Na Bahia, “ao mesmo tempo hóstia e acarajé”?!

Hoje pela manhã eu lia, estarrecido, as histórias de que o Arcebispo Primaz do Brasil celebrara ontem (04/12) uma Missa em Salvador onde eram distribuídos, lado-a-lado, acarajés sacrificados a ídolos e o Santíssimo Corpo de Deus sacrificado à Trindade Santa. Mostraram-me o escândalo em pelo menos três lugares distintos: Terra, Bahia em Pauta e A Tarde Online.

Notei que estes textos pareciam ser todos copiados uns dos outros. Embora houvesse uma ou outra diferença, a parte realmente escandalosa era rigorosamente igual em todos os três:

Pela primeira vez, em 30 anos, um arcebispo-primaz do Brasil celebra a missa campal em homenagem a Santa Bárbara. Dom Murilo Krieger presidiu a solenidade no Largo do Pelourinho, onde foi distribuída ao mesmo tempo hóstia e acarajé, que no candomblé é chamado de acará, ou seja, a comida ofertada à Yansã. Ato que emocionou até os que não têm fé.

Não sei a fonte principal. A notícia em “Terra” cita a sra. Maria Olívia Soares do “Bahia em Pauta”; a reportagem do “A Tarde Online” não cita ninguém, e mostra o texto inteiro como se fosse da sra. Maíra Azevedo. Não conheço nenhuma das duas. Em todo caso, parece-me absurdamente improvável que duas fontes independentes tenham conseguido escrever o mesmíssimo período [qual seja, «onde foi distribuída ao mesmo tempo hostia e acarajé, que no Candomblé é chamado de acará, ou seja, a comida ofertada à Iansã»] referindo-se a um fato inusitado destes.

Como assim, um arcebispo – e o primaz da Terra de Santa Cruz! – distribuindo comidas ofertadas a demônios junto com a Santíssima Eucaristia em uma Missa solene?! A história não tem verossimilhança; se verdade fosse, seria o caso (como apontou um amigo) de transferir Sua Excelência para a diocese de Pasárgada com a máxima urgência. Não era possível que isto tivesse acontecido desta maneira. Alguma coisa estava errada.

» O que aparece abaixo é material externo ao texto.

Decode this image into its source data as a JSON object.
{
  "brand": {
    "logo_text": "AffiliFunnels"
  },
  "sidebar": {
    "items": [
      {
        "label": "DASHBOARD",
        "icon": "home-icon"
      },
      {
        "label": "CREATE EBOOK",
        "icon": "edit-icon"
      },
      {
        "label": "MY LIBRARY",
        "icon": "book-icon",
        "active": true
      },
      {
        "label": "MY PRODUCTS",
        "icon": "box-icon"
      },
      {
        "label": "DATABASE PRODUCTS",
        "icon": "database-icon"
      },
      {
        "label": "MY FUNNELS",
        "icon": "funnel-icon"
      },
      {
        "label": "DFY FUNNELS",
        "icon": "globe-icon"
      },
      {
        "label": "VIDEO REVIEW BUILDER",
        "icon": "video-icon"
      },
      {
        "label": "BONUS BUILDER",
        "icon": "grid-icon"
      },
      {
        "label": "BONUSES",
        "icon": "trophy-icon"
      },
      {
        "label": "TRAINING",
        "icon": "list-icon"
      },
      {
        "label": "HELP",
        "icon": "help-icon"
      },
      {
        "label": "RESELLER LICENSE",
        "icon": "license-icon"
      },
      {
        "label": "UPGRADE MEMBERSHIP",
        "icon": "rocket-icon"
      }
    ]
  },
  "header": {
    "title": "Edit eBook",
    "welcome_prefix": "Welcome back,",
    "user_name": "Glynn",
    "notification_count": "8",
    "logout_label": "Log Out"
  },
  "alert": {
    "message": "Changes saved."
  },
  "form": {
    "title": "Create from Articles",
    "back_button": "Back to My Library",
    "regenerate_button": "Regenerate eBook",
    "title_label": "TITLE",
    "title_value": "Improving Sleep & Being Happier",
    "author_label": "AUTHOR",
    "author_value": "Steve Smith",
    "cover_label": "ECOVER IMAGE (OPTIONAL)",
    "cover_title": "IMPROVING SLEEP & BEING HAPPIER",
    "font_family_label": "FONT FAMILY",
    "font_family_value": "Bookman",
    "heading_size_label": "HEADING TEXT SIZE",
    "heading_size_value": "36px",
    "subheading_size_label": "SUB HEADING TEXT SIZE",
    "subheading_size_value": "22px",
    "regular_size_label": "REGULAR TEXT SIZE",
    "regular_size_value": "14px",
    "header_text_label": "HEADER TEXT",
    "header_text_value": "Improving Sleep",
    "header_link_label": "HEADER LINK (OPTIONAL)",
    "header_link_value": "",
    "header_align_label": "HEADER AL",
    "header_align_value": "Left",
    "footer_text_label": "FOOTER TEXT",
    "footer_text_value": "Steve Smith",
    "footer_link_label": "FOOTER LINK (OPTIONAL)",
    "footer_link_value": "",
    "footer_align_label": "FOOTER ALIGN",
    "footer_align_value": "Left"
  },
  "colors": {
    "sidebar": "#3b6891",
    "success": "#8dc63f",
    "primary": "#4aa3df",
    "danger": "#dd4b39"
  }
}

Um outro amigo de Salvador disse que esta missa [de Santa Bárbara] ocorre publicamente no centro histórico de Salvador há muito tempo, a despeito do Cardeal Majella não a celebrar. Sobre os acarajés distribuídos junto com a comunhão, ele afirmou desconhecer o fato; disse que o que acontecia era que, no Ofertório, entravam em procissão algumas coisas, entre as quais o acarajé. É estranho entrar com comida durante a Santa Missa, mas em princípio não é ilegal; a Instrução Geral do Missal Romano, no seu número 73., determina que, na procissão do Ofertório,

[a]lém do pão e do vinho, são permitidas ofertas em dinheiro e outros dons, destinados aos pobres ou à Igreja, e tanto podem ser trazidos pelos fiéis como recolhidos dentro da Igreja. Estes dons serão dispostos em lugar conveniente, fora da mesa eucarística (IGMR 73).

Em princípio, portanto, a comida ofertada aos pobres pode ser solenemente introduzida na Liturgia e, conquanto não seja colocada sobre o altar, não há desobediência às rubricas aqui. Cabe talvez questionar a possibilidade de confundir o povo com esta prática, ou ainda a conveniência de serem tocadas músicas africanas no Santo Sacrifício da Missa (o que aliás é outra coisa), mas não cabe, a partir disso, falar que Dom Murilo Krieger estava distribuindo promiscuamente a Sagrada Eucaristia junto com o Acará de Iansã. Seria, repito, por demais inacreditável.

Ao encontro desta minha incredulidade veio esta nota da Arquidiocese de São Salvador da Bahia sobre o assunto, dizendo com todas as letras que semelhantes afirmações eram inverídicas:

Expressões como “Dom Murilo Krieger presidiu a solenidade no Largo do Pelourinho, onde foi distribuída ao mesmo tempo hóstia e acarajé, que no Candomblé é chamado de acará, ou seja, a comida ofertada à Iansã” (A Tarde on line e Terra Magazine) não favorecem a grandeza do momento por um simples motivo: faltam com a verdade.

Com o desmentido oficial da Mitra de Salvador, portanto, cabe ao(s) autor(es) da malfadada afirmação sobre a suposta distribuição concomitante da Eucaristia e do Acará apresentarem provas de suas assertivas. Senão, estaremos diante daquilo de que fala a nota: de «falta de conhecimento ou má fé de alguns veículos de comunicação presentes na cobertura da Missa de Santa Bárbara» – coisa que seria profundamente de se lamentar mas que, infelizmente, em se tratando da mídia secular, não seria nada de se duvidar.